Monday, March 28, 2011

A Magazine Editor's Pet Peeves


As I get older, I find myself letting go a lot easier. I don't get mad so quickly and for so long.

But, as an editor, there are some things I feel I will never understand. Here's my list of pet peeves from years in the magazine publishing business.

Pet Peeve #1. Photographers asking how many photos we plan to print prior to shooting
Listen, I get it. You don't want to waste your time shooting memory card after memory card if we're only going to print a handful of shots. I don't want to waste your time either. I don't pay you enough to waste your time. But asking me how many photos I plan on using is basically saying, "What's the minimum numbers photos I need to shoot and submit for the story?" or "How little do I have to work to get this job done?" In fairness, I don't know how many photos we are going to print. If the shots are amazing and I have enough pages, I'm going to utilize as many photos as possible; but if I get my pages slashed or the photos don't come out as well as we hope, then I can't accommodate too many photos. Bottom line: I don't know the answer until I receive all the shots, and the more amazing ones that get submitted, the more likely I am to print a large quantity.

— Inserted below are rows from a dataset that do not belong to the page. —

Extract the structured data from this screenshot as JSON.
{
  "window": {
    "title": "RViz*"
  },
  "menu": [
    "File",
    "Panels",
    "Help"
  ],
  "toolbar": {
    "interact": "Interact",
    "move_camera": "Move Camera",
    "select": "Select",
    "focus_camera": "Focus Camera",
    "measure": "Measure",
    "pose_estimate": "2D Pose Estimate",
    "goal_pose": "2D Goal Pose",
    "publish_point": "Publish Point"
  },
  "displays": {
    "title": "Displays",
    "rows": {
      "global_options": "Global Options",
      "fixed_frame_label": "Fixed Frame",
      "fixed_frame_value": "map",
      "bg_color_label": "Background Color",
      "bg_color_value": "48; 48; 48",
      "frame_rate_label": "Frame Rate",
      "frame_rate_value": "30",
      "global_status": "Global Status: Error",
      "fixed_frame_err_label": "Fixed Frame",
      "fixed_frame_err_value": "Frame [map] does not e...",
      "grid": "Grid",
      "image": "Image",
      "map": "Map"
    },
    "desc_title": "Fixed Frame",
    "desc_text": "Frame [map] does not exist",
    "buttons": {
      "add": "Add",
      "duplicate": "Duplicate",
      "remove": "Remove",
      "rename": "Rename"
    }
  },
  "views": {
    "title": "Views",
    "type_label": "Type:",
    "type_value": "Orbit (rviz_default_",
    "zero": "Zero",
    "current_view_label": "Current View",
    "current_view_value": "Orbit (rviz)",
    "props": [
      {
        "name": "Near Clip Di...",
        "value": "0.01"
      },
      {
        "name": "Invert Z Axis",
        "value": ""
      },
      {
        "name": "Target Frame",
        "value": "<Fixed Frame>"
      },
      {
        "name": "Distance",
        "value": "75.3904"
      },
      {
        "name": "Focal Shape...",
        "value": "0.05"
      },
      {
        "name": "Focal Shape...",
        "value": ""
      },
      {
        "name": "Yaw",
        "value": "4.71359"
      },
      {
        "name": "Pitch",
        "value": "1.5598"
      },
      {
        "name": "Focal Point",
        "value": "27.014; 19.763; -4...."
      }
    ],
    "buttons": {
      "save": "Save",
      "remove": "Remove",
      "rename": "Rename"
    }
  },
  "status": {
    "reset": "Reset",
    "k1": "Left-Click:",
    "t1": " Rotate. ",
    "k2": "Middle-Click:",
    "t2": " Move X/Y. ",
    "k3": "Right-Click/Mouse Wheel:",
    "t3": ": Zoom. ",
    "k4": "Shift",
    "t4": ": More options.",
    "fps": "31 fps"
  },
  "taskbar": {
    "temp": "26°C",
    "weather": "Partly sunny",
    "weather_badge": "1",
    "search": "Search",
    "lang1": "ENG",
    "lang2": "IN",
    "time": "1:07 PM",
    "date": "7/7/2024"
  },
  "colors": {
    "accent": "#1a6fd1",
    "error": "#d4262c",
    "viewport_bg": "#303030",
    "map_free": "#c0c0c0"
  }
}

Pet Peeve #2. Photographers asking if they only need to shoot a vertical or horizontal shot
Yes, I do try to understand this as well. Setting up a vertical shot versus a horizontal one are two different things and require two different set ups of lights, etc., and time. But this pet peeve kind of goes back to pet peeve #1 and the minimal amount of effort put into an assignment. And, again, I don't know ahead of time if I'm going to print a vertical or horizontal.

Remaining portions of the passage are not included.